Wednesday 5 August 2015

Senators unveil bipartisan mental health bill

Sens. Chris Murphy (D-Conn.) and Bill Cassidy (R-La.) introduced a bipartisan mental health reform bill on Tuesday.

The measure is partly intended as a response to mass gun shootings in each senator’s state that were carried out by people with mental health issues.“The families in Sandy Hook, they want changes to our nation’s gun laws, but they don’t want our disagreements over those issues to stop us from making bipartisan progress on other issues that are important like our broken mental health system,” Murphy said, referring to the Connecticut town where 26 people, including 20 school children, were killed in December 2012.

The pair say their measure is similar to a bill championed by Rep. Tim Murphy (R-Pa.) in the House.

The House Energy and Commerce Committee held a hearing on his bill in June, and it is expected to be the starting point for bipartisan negotiations in the fall.

In the Senate, Cassidy said that he had a commitment from the Senate health committee to have a hearing on the bill in the fall.

The pair of senators say the need for their legislation is that one in five adults, or 44 million people, experience a mental illness per year.

Despite those statistics, the senators say the number of available psychiatric beds declined 14 percent in recent years, and families are often prevented by privacy laws from accessing crucial information to help care for family members with mental illness.

The bill would change the privacy law, known as HIPAA, and encourage education around existing requirements, with the aim of allowing family members to have more information about their mentally ill loved ones and better care for them.

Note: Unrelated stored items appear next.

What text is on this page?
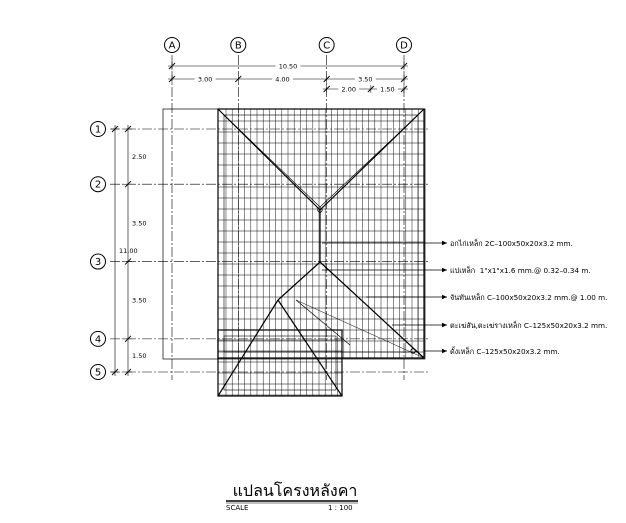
10.50
3.00	4.00	3.50
2.00	1.50
11.00
2.50
3.50
3.50
1.50
A	B	C	D
1
2
3
4
5
อกไก่เหล็ก 2C–100x50x20x3.2 mm.
แปเหล็ก  1"x1"x1.6 mm.@ 0.32–0.34 m.
จันทันเหล็ก C–100x50x20x3.2 mm.@ 1.00 m.
ตะเฆ่สัน,ตะเฆ่รางเหล็ก C–125x50x20x3.2 mm.
ดั้งเหล็ก C–125x50x20x3.2 mm.
แปลนโครงหลังคา
SCALE	1 : 100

The senators’ legislation would create a new assistant secretary to oversee mental health. It also gives grants to improve integration of physical and mental health services and for early intervention in children who demonstrate risk factors for mental illness. It reforms Medicare and Medicaid to remove rules preventing patients from using physical and mental health services at the same place on the same day.

A more controversial provision involves Assisted Outpatient Treatment (AOT), where a judge can order someone with mental illness to follow a treatment plan.

The House bill incentivizes AOT through block grants, though the proposal has been scaled back from the original proposal. The Senate bill mostly steers clear of the issue, other than a pilot program.

Rep. Frank Pallone (D-N.J.), the top Democrat on the House Energy and Commerce Committee, objected to the HIPAA changes and AOT provisions in the House bill, and those issues are sure to come up during negotiations in the fall.

While the Senate measure is intended as a companion to the House bill, Cassidy said right now he is still focused on getting the bill out of committee.

“We’ve got our committee hearing in the fall, as we’ve been told, if we can advance it then, then we’ll go to the next step,” Cassidy said.